The inaugural Palace Touring: Music Film Festival 2019 heads to the Palace Cinema Paradiso next month (August 1-14), promising some of the best music films ever made. With the 4k restoration of Oliver Stone’s Jim Morrison bio pic The Doors: The Final Cut screening as the centerpiece of the festival (a chance to see Twin Peaks‘ Kyle MacLauchlan as Ray Manzarek), X-Press Film & TV Editor DAVID O’CONNELL takes a look at the collection of the most iconic music movies, and recommends his Top 5. Check website for details and session times.
20 Feet from Stardom
This Academy award winning documentary shifts the spotlight off of center stage to shine some light on the under-appreciated talent of the backup singer. These talented working musicians are the voices that we all know, off of the some of the greatest songs that we’ve ever heard, yet they lack the recognition of the rockstars that rely on them. An enlightening documentary that is both uplifting and a genuine revelation.
This is Spinal Tap
It’s a no brainer really, a chance to see one of the best mockumentaries ever made on the big screen is just too good an opportunity to pass up. Rob Reiner’s 1984 satirical masterpiece follows the fictional (although they’ve since gained a pseudo-life beyond the screen) British heavy metal band Spinal Tap, as they set off on a disastrous American tour. Sharp, cutting and hilarious, this film really does go up to 11.
An exploration into one of the most important Australian artists of this generation.

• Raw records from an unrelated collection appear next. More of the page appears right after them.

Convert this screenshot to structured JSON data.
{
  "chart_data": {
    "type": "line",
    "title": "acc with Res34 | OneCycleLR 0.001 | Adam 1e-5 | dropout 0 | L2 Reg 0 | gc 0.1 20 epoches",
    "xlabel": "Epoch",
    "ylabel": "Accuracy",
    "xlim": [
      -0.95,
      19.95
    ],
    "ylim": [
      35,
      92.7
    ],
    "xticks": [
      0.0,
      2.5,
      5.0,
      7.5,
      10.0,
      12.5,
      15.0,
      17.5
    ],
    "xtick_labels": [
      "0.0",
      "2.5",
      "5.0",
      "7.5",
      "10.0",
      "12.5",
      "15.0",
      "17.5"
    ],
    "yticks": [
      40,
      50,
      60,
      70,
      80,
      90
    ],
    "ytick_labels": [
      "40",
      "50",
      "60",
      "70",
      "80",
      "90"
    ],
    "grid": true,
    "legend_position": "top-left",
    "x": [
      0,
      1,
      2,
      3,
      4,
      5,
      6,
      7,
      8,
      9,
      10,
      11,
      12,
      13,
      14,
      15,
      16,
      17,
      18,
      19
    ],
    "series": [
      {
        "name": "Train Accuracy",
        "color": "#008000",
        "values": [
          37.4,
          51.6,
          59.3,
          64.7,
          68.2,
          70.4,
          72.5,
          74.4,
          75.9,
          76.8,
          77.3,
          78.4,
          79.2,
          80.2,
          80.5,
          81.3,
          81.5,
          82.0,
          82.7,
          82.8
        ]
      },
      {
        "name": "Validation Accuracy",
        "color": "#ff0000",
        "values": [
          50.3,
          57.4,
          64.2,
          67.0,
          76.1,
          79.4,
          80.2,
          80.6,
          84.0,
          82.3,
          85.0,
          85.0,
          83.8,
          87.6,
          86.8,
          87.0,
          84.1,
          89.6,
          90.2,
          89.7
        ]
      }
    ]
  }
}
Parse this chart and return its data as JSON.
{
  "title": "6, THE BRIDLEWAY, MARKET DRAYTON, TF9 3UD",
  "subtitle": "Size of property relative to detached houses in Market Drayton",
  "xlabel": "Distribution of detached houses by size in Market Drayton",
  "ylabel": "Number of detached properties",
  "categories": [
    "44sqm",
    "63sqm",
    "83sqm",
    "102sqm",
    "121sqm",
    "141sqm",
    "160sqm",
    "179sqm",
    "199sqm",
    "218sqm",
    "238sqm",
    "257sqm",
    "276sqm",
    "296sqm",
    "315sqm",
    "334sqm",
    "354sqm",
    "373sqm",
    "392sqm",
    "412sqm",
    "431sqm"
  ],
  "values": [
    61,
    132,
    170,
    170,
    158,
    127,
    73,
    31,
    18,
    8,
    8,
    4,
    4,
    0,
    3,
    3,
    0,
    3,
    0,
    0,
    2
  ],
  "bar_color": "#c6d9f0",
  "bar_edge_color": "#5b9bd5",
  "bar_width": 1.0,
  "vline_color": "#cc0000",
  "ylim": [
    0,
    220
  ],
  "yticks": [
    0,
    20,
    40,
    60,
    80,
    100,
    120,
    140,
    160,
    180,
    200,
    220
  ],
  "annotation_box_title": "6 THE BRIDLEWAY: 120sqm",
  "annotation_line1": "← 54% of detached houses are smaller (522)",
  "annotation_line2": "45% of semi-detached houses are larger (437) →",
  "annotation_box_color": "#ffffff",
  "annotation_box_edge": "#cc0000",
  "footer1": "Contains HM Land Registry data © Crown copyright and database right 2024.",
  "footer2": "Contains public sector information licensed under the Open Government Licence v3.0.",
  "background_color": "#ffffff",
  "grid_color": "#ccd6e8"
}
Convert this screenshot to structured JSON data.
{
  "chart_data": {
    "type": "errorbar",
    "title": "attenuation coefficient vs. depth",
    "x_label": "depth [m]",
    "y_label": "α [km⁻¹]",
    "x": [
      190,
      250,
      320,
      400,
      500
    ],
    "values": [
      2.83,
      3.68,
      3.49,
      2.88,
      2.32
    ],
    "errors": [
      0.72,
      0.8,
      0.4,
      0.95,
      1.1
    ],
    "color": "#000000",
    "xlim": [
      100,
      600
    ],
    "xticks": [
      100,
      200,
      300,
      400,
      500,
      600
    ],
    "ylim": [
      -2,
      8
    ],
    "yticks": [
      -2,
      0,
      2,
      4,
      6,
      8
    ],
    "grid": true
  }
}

Blind since birth, indigenous artist Geoffery Gurrumul Yunupingu has left an undeniable legacy of musical greatness. Through Yothu Yindi, the Saltwater Band, and his own acclaimed solo career, this documentary by industry insider Paul Williams gives us an undreamed of access to the intensely reclusive individual through both home film and archival footage.
4. The Beatles: Eight Days a Week
Director Ron Howard’s (Apollo 13, A Beautiful Mind, Willow) snapshot of the Beatles at the start of their ascendancy, this documentary covers the early touring years of the iconic band and shows what rocketed them to stardom. However, beyond the deep dive into Beatlemania, what really makes this film special is the beautifully restored 1966 Shea Stadium concert footage. As an added bonus the cinematic release of this documentary had a 4K restored The Beatles at Shea Stadium broadcast of the concert (originally by Ed Sullivan Productions) consisting of 11 songs. Given the 138 minute run time, this looks to be the version being screened here, and something not to be missed by Beatles fans.
The talent and the tragedy of British singer-songwriter Amy Winehouse is fully revealed in this 2015 Academy Award wining documentary. A comprehensive look at her life, there’s more than a little that’s bitter sweet at this glance into the personal family archives, and the unbearable loss of such a great talent so young to drug and alcohol addiction. This will certainly bring tears to your eyes, but is also a fitting remembrance of her body of work, and the voice that could cut through all that pain.